Nella storia di tutti i Paesi, e quindi anche nella storia e nell’attualità politica svizzera, ci sono sempre stati quei personaggi politici che hanno sfruttato la paura della gente e che anzi soffiano sul fuoco della paura, esclusivamente per i loro fini elettorali e di potere. Nascono i capi-popolo, coloro che gridano nelle piazze, sui giornali e sui social media. Insegnando accuratamente la storia a tutta la cittadinanza e nelle scuole, tutti possono capire quali sono i disastri per l’umanità ai quali hanno condotto questi capi-popolo. Anche il terrorismo di etichetta «islamica» viene strumentalizzato per criminalizzare tutto il mondo islamico. Io ho lavorato per vent’anni, come magistrato, contro le infiltrazioni in Svizzera delle Brigate rosse italiane e della Rote Armee Fraktion tedesca, ma all’epoca, nessuno si sognava di criminalizzare tutti gli italiani o tutti i tedeschi.

Sull’onda di queste paure vengono ad esempio rimessi in discussione dei principi acquisiti oltre che il diritto internazionale: quali sono le conseguenze a medio e lungo termine di questo smantellamento, anche sul piano dei rapporti con gli altri Stati?

I caporioni politici che urlano sulle piazze e sui giornali e che soffiano sul fuoco della paura irrazionale, stanno portando la Svizzera all’isolamento nella comunità internazionale. Pagheremo molto caro, anche in termini di benessere e in termini di qualità della vita. Il nostro Paese, anche all’estero, non viene più vissuto grazie al rispetto dovuto alla stabilità delle nostre istituzioni: purtroppo anche all’estero hanno dovuto constatare che la prevedibilità e la certezza del diritto, così caratteristiche nella storia svizzera, stanno vacillando sempre più.

Quali strumenti ha lo Stato per combattere o quantomeno arginare questa deriva?

Dunque, lo Stato, ma con lui tutta la cittadinanza, deve giorno per giorno, anzitutto nell’educazione, in famiglia, nello sport, nelle scuole, costantemente insegnare i valori della Costituzione, ossia «la solidarietà e l’apertura verso il mondo». Soprattutto abituare la gioventù e gli adolescenti alla convivenza fondata su questo rispetto, indipendentemente dalle origini e dalle «razze». Anzi, si deve continuamente ricordare che sono state le differenze culturali a fare grande la Svizzera.

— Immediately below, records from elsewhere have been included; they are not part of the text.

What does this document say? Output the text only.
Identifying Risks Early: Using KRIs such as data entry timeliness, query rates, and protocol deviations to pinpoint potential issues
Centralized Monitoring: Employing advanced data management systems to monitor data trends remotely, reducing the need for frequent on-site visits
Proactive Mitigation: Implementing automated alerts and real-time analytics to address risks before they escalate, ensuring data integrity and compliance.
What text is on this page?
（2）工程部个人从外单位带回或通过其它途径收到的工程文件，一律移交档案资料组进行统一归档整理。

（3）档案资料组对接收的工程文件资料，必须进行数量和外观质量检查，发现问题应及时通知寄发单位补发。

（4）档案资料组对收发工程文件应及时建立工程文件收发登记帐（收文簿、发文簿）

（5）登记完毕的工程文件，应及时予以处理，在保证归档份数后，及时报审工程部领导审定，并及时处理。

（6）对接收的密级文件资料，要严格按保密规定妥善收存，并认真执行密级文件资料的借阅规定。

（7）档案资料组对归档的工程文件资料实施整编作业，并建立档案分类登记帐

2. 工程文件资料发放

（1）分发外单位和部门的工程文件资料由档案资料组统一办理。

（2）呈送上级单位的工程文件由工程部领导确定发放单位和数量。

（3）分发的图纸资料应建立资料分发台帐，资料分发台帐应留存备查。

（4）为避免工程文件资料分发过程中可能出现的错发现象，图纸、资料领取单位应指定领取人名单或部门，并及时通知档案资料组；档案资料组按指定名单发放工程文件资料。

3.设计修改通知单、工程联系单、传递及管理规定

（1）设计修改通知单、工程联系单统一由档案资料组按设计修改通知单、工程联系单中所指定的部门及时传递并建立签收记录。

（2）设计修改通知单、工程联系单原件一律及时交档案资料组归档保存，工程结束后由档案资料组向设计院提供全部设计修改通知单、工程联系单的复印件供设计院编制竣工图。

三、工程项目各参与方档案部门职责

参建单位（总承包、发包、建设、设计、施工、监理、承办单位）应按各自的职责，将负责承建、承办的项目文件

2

La scuola potrebbe fare di più a suo modo di vedere? In che modo?

Per esempio i docenti di storia potrebbero fare qualcosa: oggi si magnificano imprese di condottieri senza spiegare che hanno promosso il genocidio di popoli interi. Si parla di guerre e di battaglie senza mai spiegare quali siano le sofferenze delle popolazioni e delle famiglie. Si deve sempre spiegare la giornata della memoria, il giardino dei giusti, raccontare delle persone che si sono sacrificate per salvare i perseguitati e fornire modelli di dissenso civile, come quelli della «Weisse Rose» contro il nazismo. Modelli positivi da sostituire a quelli tradizionali.

È preoccupato per quanto sta accadendo negli ultimi anni in termini di razzismo e xenofobia in Svizzera?

Per decenni ho lavorato all’interno di organizzazioni umanitarie di portata planetaria. Questi ultimi anni sono assorbito sempre più da questioni locali e molto più elvetiche, proprio perché partiti politici di destra, soffiando sulla paura verso l’altro, stanno sgretolando le migliori tradizioni svizzere. Anch’io ho paura: perché sta prevalendo la spirale dello scontro, invece che la spirale del dialogo, la spirale della violenza, invece che la spirale della tolleranza.

Il peggio si vive oggi in Ticino: il condizionamento ambientale minaccia tutti coloro che impiegano un frontaliere e persino una persona italiana residente in Ticino. Si rinnega la cultura italiana che è parte integrante proprio della nostra storia svizzera. Ci vorrebbe la mobilitazione generale.